FOMC: Has The Die Been Cast?
December 14, 2015
Dennis Gartman has been directly involved in the capital markets since 1974 and has been publishing his daily commentary, The Gartman Letter, since 1987. Mr. Gartman is a strategic partner with the AdvisorShares Gartman Currency Hedged Gold ETFs (GEUR & GYEN) and lends his institutional insight to educate advisors and investors about trading gold in different currency terms.
All attention is of course this week upon the FOMC meeting, with the debate still open as to whether the Fed shall or shall not move to raise its o/n fed funds rate from zero to 0.25%. At this point we are of the School of Thought that the Fed really hasn’t any choice: it must move to allow the funds rate finally to “Lift Off” for it has far-too-often hinted at that decision that not to do so would seem horribly confusing and materially ill-advised.

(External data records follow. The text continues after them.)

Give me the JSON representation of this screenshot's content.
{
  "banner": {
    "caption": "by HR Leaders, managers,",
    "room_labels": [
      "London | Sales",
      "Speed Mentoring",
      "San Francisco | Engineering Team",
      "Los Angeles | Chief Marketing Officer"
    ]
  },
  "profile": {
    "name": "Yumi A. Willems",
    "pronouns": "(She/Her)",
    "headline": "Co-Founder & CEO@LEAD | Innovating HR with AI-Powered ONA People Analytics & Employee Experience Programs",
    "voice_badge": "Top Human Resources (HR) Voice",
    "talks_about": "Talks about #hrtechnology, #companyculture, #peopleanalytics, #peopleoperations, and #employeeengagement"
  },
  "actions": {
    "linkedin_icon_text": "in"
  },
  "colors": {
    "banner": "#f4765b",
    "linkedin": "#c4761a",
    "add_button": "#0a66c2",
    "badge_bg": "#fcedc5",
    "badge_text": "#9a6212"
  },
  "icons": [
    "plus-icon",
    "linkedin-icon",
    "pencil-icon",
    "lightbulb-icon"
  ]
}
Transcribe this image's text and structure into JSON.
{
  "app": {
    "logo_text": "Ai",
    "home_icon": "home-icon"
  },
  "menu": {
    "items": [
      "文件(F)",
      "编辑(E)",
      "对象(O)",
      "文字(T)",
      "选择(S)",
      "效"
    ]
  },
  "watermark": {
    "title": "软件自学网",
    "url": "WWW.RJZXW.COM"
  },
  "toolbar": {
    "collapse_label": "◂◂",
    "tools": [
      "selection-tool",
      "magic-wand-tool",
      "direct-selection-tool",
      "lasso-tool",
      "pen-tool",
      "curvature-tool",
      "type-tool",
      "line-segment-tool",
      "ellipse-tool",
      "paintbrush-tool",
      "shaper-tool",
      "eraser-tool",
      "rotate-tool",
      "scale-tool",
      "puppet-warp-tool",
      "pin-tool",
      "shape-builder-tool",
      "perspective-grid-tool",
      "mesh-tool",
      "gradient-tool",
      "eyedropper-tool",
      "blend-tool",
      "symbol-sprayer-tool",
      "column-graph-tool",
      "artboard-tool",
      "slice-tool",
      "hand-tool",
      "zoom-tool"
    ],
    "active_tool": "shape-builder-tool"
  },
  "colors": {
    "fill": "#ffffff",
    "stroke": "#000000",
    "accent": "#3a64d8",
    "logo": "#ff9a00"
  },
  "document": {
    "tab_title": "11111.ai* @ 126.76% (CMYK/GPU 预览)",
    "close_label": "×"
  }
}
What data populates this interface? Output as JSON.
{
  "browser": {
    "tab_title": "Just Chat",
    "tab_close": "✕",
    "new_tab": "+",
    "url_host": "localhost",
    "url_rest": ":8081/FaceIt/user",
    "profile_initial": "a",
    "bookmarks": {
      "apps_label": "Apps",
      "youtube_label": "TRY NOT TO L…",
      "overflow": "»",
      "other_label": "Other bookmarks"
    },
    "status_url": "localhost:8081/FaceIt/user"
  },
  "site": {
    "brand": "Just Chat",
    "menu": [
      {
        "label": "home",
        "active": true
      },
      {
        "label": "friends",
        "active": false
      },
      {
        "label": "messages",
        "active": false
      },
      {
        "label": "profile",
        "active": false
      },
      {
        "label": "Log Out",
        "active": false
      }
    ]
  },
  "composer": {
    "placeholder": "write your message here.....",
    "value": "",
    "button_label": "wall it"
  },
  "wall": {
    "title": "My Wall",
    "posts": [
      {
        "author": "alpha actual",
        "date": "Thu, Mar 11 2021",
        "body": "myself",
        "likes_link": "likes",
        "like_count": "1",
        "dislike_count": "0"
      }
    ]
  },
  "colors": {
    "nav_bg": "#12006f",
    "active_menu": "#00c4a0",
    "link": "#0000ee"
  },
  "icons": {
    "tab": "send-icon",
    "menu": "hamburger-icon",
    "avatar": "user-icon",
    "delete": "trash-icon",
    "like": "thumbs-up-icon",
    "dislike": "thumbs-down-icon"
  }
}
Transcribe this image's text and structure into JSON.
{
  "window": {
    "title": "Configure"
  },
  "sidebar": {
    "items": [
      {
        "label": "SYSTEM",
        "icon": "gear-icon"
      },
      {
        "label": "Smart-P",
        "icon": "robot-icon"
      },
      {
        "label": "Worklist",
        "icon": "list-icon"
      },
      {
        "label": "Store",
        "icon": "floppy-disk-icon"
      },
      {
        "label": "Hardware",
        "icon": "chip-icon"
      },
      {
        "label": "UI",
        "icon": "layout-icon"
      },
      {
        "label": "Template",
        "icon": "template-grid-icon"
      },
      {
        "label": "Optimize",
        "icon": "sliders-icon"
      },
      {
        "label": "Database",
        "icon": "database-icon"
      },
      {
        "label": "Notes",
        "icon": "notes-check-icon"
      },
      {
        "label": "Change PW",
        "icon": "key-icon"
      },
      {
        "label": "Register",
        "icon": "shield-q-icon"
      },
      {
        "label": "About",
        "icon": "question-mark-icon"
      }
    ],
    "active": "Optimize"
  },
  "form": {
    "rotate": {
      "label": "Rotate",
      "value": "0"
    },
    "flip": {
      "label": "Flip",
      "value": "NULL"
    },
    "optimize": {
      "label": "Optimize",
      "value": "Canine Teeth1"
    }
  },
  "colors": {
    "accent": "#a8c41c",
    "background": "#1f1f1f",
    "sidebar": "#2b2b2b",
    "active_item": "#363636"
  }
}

The proverbial monetary die has been cast; far too many Federal Reserve spokesmen and women have been out in front making the argument that the time for the “Lift Off” has come and that the unemployment rate certainly is low enough to warrant action even as deflationary trends seem to obtain in the commodity markets and even as stock prices plunged last week.
We suspect that when all is said and done, the FOMC will vote with a dissent or two to tighten policy ever-so slightly but that the next round of higher rates for the o/n fed funds rate may be mid-year next year…if then. The Fed erred badly in not beginning the process of allowing rates to “Lift off” a year or more ago. It needs to have had the funds rate to 2-3% already, so that when the inevitable next recession occurs that it will have had the monetary weapons in place to fight those recessionary forces. Now it shall be left to fight that inevitable recession with tools we’d rather not see involved, including more rounds of QE and the like.
Concerning gold the market avoided its “normal” Friday sell-off last week but apparently there is aggressive selling today late in Asia and early thus far in Europe. The market is selling down on the concerns regarding the Fed; on the continued weakness of crude oil and the strength this morning in equities around the world.